Nous avons rencontré Yasmine, treize ans, au visage profondément souffrant.
Sa maison a été détruite et son grand-père blessé.
Un enfant de treize ans est mort d’une crise cardiaque. C’est de plus en plus
fréquent tant les peurs vécues sont grandes.
Invitées par une famille devenue amie, nous avons passé un week-end dans un village proche de Naplouse. Tout près d’une colonie. En Août 2007, les colons ont arraché 850 oliviers, en ont brûlé 1000 ainsi que des champs de blé.
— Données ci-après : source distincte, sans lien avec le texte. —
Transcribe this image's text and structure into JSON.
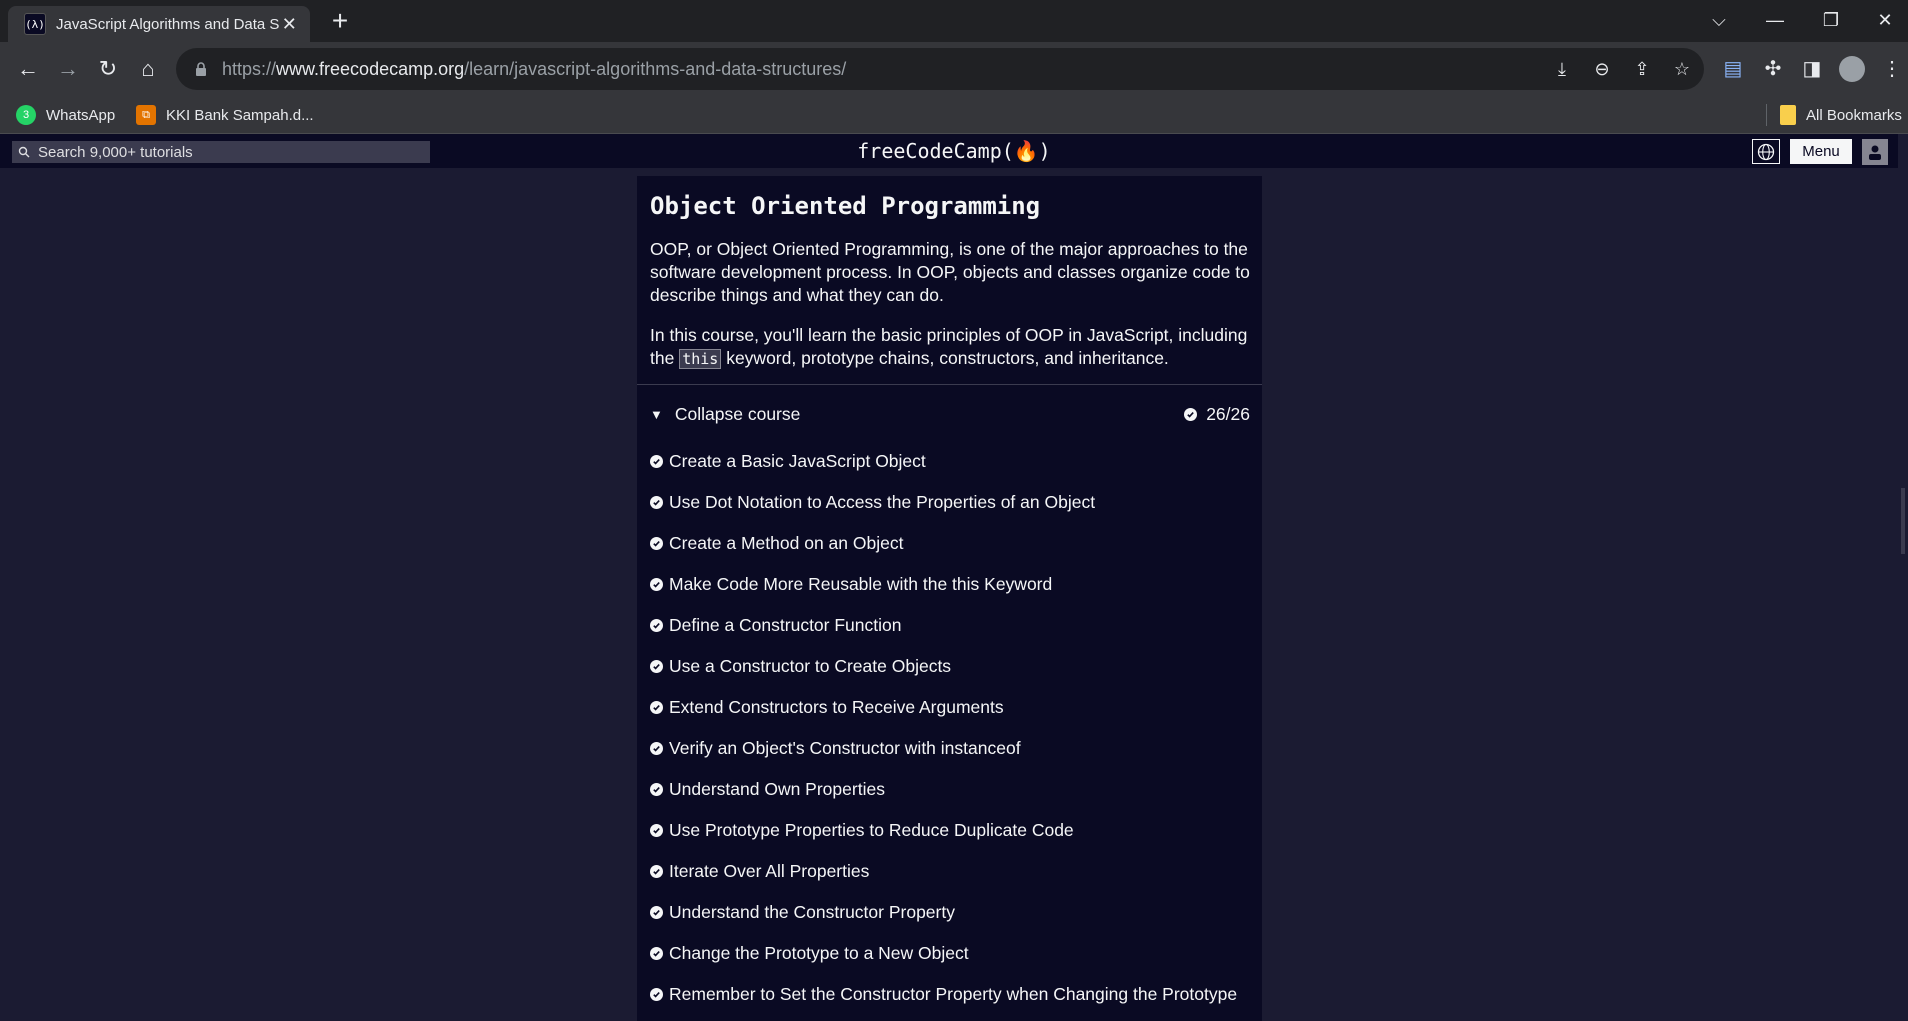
{
  "browser": {
    "tab_title": "JavaScript Algorithms and Data Structures",
    "favicon_text": "(λ)",
    "url_scheme": "https://",
    "url_host": "www.freecodecamp.org",
    "url_path": "/learn/javascript-algorithms-and-data-structures/",
    "bookmarks": [
      {
        "label": "WhatsApp",
        "icon": "whatsapp-icon",
        "badge": "3",
        "color": "#25d366"
      },
      {
        "label": "KKI Bank Sampah.d...",
        "icon": "network-icon",
        "color": "#e37400"
      }
    ],
    "all_bookmarks_label": "All Bookmarks"
  },
  "site": {
    "search_placeholder": "Search 9,000+ tutorials",
    "logo": "freeCodeCamp(🔥)",
    "menu_label": "Menu"
  },
  "course": {
    "title": "Object Oriented Programming",
    "intro": "OOP, or Object Oriented Programming, is one of the major approaches to the software development process. In OOP, objects and classes organize code to describe things and what they can do.",
    "detail_before": "In this course, you'll learn the basic principles of OOP in JavaScript, including the",
    "detail_code": "this",
    "detail_after": "keyword, prototype chains, constructors, and inheritance.",
    "collapse_label": "Collapse course",
    "progress": "26/26",
    "lessons": [
      "Create a Basic JavaScript Object",
      "Use Dot Notation to Access the Properties of an Object",
      "Create a Method on an Object",
      "Make Code More Reusable with the this Keyword",
      "Define a Constructor Function",
      "Use a Constructor to Create Objects",
      "Extend Constructors to Receive Arguments",
      "Verify an Object's Constructor with instanceof",
      "Understand Own Properties",
      "Use Prototype Properties to Reduce Duplicate Code",
      "Iterate Over All Properties",
      "Understand the Constructor Property",
      "Change the Prototype to a New Object",
      "Remember to Set the Constructor Property when Changing the Prototype"
    ]
  }
}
Le maire du village a invité la télévision à faire un reportage. L’Association Israélienne, pour la défense des droits de l’homme, B’Tselem, a prêté aux villageois un caméscope pour leur permettre de filmer les méfaits des colons. Une plainte a été déposée auprès de la Haute Cour Suprême Israélienne…..sans réponse jusqu’à ce jour.
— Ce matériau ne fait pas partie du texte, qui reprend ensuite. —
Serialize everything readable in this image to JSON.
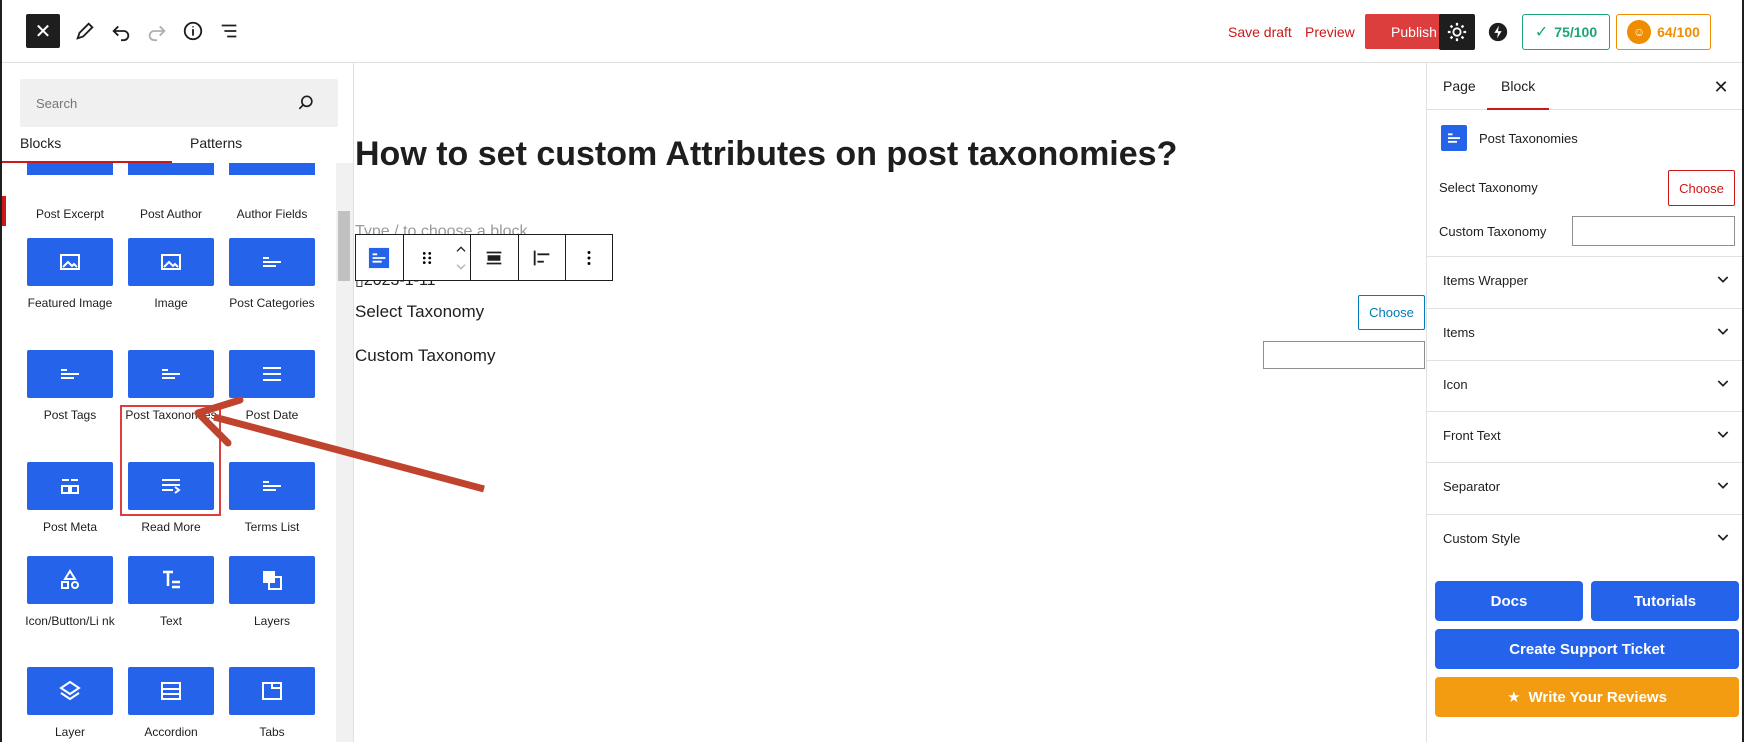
{
  "topbar": {
    "save_draft": "Save draft",
    "preview": "Preview",
    "publish": "Publish",
    "score_seo": "75/100",
    "score_readability": "64/100",
    "icons": [
      "close-icon",
      "pen-icon",
      "undo-icon",
      "redo-icon",
      "info-icon",
      "list-view-icon",
      "gear-icon",
      "bolt-icon"
    ]
  },
  "inserter": {
    "search_placeholder": "Search",
    "tabs": {
      "blocks": "Blocks",
      "patterns": "Patterns"
    },
    "top_row": [
      "Post Excerpt",
      "Post Author",
      "Author Fields"
    ],
    "blocks": [
      {
        "label": "Featured Image",
        "icon": "image-icon"
      },
      {
        "label": "Image",
        "icon": "image-icon"
      },
      {
        "label": "Post Categories",
        "icon": "list-icon"
      },
      {
        "label": "Post Tags",
        "icon": "list-icon"
      },
      {
        "label": "Post Taxonomies",
        "icon": "list-icon"
      },
      {
        "label": "Post Date",
        "icon": "lines-icon"
      },
      {
        "label": "Post Meta",
        "icon": "meta-icon"
      },
      {
        "label": "Read More",
        "icon": "read-more-icon"
      },
      {
        "label": "Terms List",
        "icon": "list-icon"
      },
      {
        "label": "Icon/Button/Li nk",
        "icon": "shapes-icon"
      },
      {
        "label": "Text",
        "icon": "text-icon"
      },
      {
        "label": "Layers",
        "icon": "layers-icon"
      },
      {
        "label": "Layer",
        "icon": "layer-icon"
      },
      {
        "label": "Accordion",
        "icon": "accordion-icon"
      },
      {
        "label": "Tabs",
        "icon": "tabs-icon"
      }
    ]
  },
  "editor": {
    "title": "How to set custom Attributes on post taxonomies?",
    "placeholder": "Type / to choose a block",
    "date": "2023-1-11",
    "select_taxonomy": "Select Taxonomy",
    "choose": "Choose",
    "custom_taxonomy": "Custom Taxonomy"
  },
  "sidebar": {
    "tabs": {
      "page": "Page",
      "block": "Block"
    },
    "block_title": "Post Taxonomies",
    "select_taxonomy": "Select Taxonomy",
    "choose": "Choose",
    "custom_taxonomy": "Custom Taxonomy",
    "panels": [
      "Items Wrapper",
      "Items",
      "Icon",
      "Front Text",
      "Separator",
      "Custom Style"
    ],
    "buttons": {
      "docs": "Docs",
      "tutorials": "Tutorials",
      "support": "Create Support Ticket",
      "reviews": "Write Your Reviews"
    },
    "colors": {
      "accent": "#2563eb",
      "danger": "#dc3d3d",
      "review": "#f39c12"
    }
  }
}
Le père de famille qui nous a accueillies, vivait dans un camp. Il est venu récemment s’installer dans ce village, n’en pouvant plus des incursions nocturnes de l’armée israélienne.
Il nous a raconté l’arrestation d’un de ses fils en novembre 2006 alors qu’un de ses fils avait déjà été assassiné en 2004 et un autre emprisonné en 2003 :
les soldats ont encerclé notre maison. ‘vous avez 5 secondes pour sortir sinon on la fait exploser’. Nous sommes sortis en pyjama. Mon fils a été arrêté, déshabillé, frappé sur la tête et le nez. Je n’ai pas pu m’approcher de lui, tenu à distance par leurs armes.
Il a été incarcéré pour deux ans et demi. Motif : appartenance à un mouvement de résistance et collage d’affiches. A sa sortie, il devra payer 2050 NIS (410 Euros), son frère 3000 NIS (600 Euros), soit 1050 Euros, somme énorme pour une famille très pauvre.
Les parents sont interdits de visites.
Seuls les deux plus jeunes de la famille âgés de 14 et 4ans peuvent aller voir leurs frères en prison, dont l’un se trouve au Nord, et l’autre au Sud d’Israël.
Mais lorsque celui de quatorze ans essaye de s’y rendre, il se fait refouler aux Check-points parce qu’il est mineur. Un plus âgé doit l’accompagner. Remise de vêtements, de nourriture est interdit. Seul l’argent est autorisé. Est-il remis au prisonnier ?
Nous sommes allées dans un autre village, situé à 5 kms de là. Un jeune couple, avec 2 enfants y vivaient jusqu’au 7 décembre 2006, date à laquelle le mari a été incarcéré. Le 25 janvier 2007, dans la nuit, les soldats sont venus chercher sa jeune femme de 28 ans. Elle est depuis emprisonnée avec son bébé. Motif : elle faisait partie d’un mouvement type Hezbollah. Ce ne sont que des mensonges , nous a dit son beau-frère qui nous reçoit. Elle a été jugée : deux ans de prison. A sa sortie elle devra payer 3000 NIS (600 Euros). Somme énorme !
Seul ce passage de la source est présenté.